Climate vs. Weather Feb 16, 2017

As we look at the forecast, there is no question that we are in a bit of a warm trend.
Record high temperatures are falling this month at a staggering rate and it looks as if that pattern will continue through the end of the month.

But is it just a weather pattern, or is it a climatological pattern.

This is the topic of today’s article, the difference between weather and climate.

*As of 2/15/2017.

Weather

You may notice that every time we see a major snow storm or polar-like dip in temperatures, people are quick to post to social media about how, “Global Warming is a Hoax.”
But I have news for you– that’s actually an example of weather, not climate.

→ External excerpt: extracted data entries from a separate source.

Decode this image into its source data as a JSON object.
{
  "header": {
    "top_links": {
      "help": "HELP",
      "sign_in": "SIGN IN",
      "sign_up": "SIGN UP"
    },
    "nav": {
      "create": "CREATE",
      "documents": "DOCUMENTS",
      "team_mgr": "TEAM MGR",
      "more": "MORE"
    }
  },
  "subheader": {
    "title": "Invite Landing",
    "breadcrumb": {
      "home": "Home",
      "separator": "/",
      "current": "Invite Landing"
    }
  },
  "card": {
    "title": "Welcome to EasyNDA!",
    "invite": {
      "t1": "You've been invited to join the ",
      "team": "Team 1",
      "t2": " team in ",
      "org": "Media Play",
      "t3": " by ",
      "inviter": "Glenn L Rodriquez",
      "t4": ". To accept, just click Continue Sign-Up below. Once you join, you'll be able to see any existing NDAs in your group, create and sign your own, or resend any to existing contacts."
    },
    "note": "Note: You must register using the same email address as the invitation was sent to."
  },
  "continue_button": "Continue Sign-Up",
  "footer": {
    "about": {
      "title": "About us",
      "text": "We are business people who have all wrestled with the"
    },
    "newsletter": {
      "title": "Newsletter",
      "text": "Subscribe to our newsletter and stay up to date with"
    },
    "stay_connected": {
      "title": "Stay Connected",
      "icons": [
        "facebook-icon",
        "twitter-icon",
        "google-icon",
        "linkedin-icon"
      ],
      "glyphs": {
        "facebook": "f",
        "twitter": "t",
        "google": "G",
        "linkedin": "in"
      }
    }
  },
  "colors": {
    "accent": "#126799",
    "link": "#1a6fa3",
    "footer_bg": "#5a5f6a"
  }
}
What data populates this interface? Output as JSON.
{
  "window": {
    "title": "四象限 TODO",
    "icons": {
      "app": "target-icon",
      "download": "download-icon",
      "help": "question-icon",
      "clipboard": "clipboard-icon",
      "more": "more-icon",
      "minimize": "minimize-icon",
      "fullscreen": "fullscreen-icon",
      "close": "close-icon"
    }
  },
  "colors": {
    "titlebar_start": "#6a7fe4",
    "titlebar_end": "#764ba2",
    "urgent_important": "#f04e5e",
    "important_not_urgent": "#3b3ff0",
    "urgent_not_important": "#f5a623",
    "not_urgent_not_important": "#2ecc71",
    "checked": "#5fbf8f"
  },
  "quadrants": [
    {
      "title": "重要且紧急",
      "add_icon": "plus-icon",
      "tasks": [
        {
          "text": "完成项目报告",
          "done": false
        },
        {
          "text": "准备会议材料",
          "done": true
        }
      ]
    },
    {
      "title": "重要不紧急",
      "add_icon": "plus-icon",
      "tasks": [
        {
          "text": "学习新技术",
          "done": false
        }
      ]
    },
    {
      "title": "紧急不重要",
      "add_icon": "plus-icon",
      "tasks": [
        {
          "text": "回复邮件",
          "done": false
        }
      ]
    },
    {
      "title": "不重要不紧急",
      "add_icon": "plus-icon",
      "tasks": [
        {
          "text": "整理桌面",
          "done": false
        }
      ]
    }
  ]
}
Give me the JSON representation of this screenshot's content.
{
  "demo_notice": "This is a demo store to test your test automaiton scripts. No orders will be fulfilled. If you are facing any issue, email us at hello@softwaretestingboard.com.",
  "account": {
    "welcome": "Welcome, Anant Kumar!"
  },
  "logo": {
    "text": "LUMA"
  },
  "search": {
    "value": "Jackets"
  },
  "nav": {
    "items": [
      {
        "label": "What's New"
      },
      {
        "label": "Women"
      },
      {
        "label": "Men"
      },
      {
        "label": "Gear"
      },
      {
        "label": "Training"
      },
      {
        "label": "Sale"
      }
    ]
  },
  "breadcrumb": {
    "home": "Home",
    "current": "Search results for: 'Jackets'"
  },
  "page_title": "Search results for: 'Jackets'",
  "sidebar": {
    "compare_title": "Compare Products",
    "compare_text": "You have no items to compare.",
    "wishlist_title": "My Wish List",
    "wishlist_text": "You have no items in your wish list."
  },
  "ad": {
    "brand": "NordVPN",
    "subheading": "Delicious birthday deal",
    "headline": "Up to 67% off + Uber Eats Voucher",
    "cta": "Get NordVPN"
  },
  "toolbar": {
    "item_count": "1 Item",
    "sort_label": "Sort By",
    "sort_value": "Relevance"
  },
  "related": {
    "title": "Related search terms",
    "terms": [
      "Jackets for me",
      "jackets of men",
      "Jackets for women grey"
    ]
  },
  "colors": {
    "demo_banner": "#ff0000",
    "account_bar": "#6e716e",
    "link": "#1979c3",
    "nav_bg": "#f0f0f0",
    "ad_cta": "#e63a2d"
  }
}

Weather is what is going on in the atmosphere. Typically short term, but ranges from what is going on this minute to what might happen in a week or two.
This is what affects our lives.

  • How warm will it be?
  • Will it rain? Or snow?
  • Is it going to be sunny next week on my vacation?

When you think about the different elements of weather, you are probably right.
They include things like: temperature, rain, snow, wind, clouds, humidity and all of the things we feel or see when we go outside on a given day.

So if weather includes all of these things, and even the next snow storm and major drop in temps coming in a couple weeks– what is climate?

Climate

Simply put, climate is the weather of a given place averaged over a long period of time.
Often, this length of time will be a few decades in order to get an accurate understanding of the actual climate.

30 years? That’s more time than most millennials have been on the planet!

Climate scientists look at things like sunshine, cloud cover, rain, snow, wind, temperatures, and even rare events like hail or severe weather.

So basically all of the same weather elements that matter to us on a daily basis, but the average over a long period of time.

Think of it like this. Miami is typically much warmer than Minneapolis. That’s climate. The long term norm of a given location.
People in Miami typically don’t own parkas while people in Minnesota spend most of the year trying to explain how great the summer are.
Climatologically, Miami is much warmer than Minneapolis.

So in order to talk climate and what is going on in a specific location, you have to compare weather to a long-term average.

Looking at a map in which we compare average temperatures to today’s is a good start. Then we have to look at trends.
How much of the map is above/below average? Is it prolonged?
And that is only the tip of the iceberg.

Why Do We Care?

Good question!
If weather is what we see day to day and from minutes to months, why does climate matter?

Climate is what matters when it comes to forests, water supplies, crop yields, and other long term affects of a prolonged change in the weather pattern.

Farmers depend on this for crops– a classic example being the long-term drought in California and many farms closing because of the lack of any water for so many years.

Forests– a warmer weather pattern meant beetles in the Rocky Mountains thrived instead of dying in sub-zero winter temperatures. Because of this, the Mountain Pine Beetle went on to kill a staggering number of trees in the Rockies.
Check out this incredible article on our page detailing what this means for Colorado.

834 Million Dead Trees Heighten Colorado Fire Danger

Those are just a couple examples, but the list is actually much longer.

What to Take Home

In short, all we as normal people, sitting on our couches surfing the internet, can really do with this little bit of science is know when posts on social media might be inaccurate.
Know that when you see a post about climate, you are most likely looking at weather. And not until there is a comparison to a long-term average do you enter a climate discussion. Even then we still have to look at the overall trend to get a true understanding of a climate or a change in climate for that matter.

After all, a warmer winter might actually mean more snowfall!

So don’t fall for everything you see on the internet.